Le cheval poussa un hennissement de frayeur et se sauva dans les sables.
--Tant mieux! pensa le cavalier; il échappera peut-être.
Un effroyable concert de cris et de hurlements s'éleva de toutes parts au bruit de la fuite du cheval, et de grandes ombres passèrent en bondissant auprès de don Juan. Un tourbillon de vent courut dans le ciel; la lune éclaira le désert de sa lueur triste et blafarde.
Non loin, le Rio-Négro coulait entre deux rives escarpées et don Juan vit s'étendre à perte de vue les masses compactes d'une forêt vierge, chaos inextricable de rochers entassés pêle-mêle et de fissures d'où surgissaient des bouquets d'arbres.

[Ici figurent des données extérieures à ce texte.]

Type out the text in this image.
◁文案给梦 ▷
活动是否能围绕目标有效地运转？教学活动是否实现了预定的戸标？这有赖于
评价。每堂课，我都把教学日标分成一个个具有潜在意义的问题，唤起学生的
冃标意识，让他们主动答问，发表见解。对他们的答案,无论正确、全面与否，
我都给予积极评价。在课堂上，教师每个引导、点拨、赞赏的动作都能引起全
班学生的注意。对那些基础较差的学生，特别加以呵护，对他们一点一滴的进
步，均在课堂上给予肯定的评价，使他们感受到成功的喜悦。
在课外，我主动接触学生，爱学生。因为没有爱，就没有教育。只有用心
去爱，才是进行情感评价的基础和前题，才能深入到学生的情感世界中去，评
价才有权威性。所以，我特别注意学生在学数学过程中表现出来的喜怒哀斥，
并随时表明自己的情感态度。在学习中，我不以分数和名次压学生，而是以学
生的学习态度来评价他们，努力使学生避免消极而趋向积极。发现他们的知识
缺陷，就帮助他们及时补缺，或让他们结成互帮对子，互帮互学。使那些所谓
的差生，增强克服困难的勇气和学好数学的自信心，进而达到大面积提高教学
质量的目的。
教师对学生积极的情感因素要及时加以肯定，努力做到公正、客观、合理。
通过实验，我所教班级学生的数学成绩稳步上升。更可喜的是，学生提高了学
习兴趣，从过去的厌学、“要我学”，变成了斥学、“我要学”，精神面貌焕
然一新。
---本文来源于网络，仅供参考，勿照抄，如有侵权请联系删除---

Çà et là, des lianes s'enchevêtraient les unes dans les autres, décrivaient les paraboles les plus bizarres, et n'arrêtaient leurs ramifications qu'à la rivière. Le sol, composé de sable et de ces détritus qui abondent dans les forêts américaines, fuyait sous le pied.
Don Juan se reconnut alors. Il se trouvait à plus de quinze lieues de toute habitation, engagé dans les premiers plans d'une immense forêt, la seule de la Patagonie, et que la hardiesse d'aucun pionnier n'avait osé explorer, tant ses sombres profondeurs semblaient révéler d'horreur et de mystères. Auprès de la forêt, jaillissait d'entre les rochers une source limpide, dont les bords étaient foulés par de nombreuses traces de griffes de bête fauves. Cette source leur serait, en effet, d'abreuvoir, quand, au soleil couché, elles quittaient leurs tanières pour chercher leur pâture et se désaltérer. De plus, témoignage vivant de cette supposition, deux magnifiques cougouars, mâle et femelle, arrêtés sur la rive, surveillaient d'un oeil inquiet les jeux de leurs petits.
--Hum! fit don Juan, voilà de dangereux voisins. Et machinalement il détourna les yeux. Une panthère allongée sur un roc dans la position d'un chat aux aguets fixait sur lui des yeux enflammés. Don Juan, bien armé, suivant la coutume américaine, avait une carabine d'une justesse remarquable, qu'il avait posée auprès de lui appuyé droite sur un rocher.
--Bon! dit-il, la lutte sera sérieuse, au moins.
Il épaula son fusil, mais, au moment où il allait faire feu, un miaulement plaintif lui fit lever la tête. Une dizaine de pajeros et de subaracayas (chats sauvages de haute taille), perchés sur des branches d'arbres, le regardaient en dessous, tandis que plusieurs loups rouges tombaient en arrêt à quelques pas de lui.
Posés sur les rocs environnants, une foule de vautour d'urubus et de caracaras, l'oeil à demi éteint, semblaient attendre l'heure de la curée.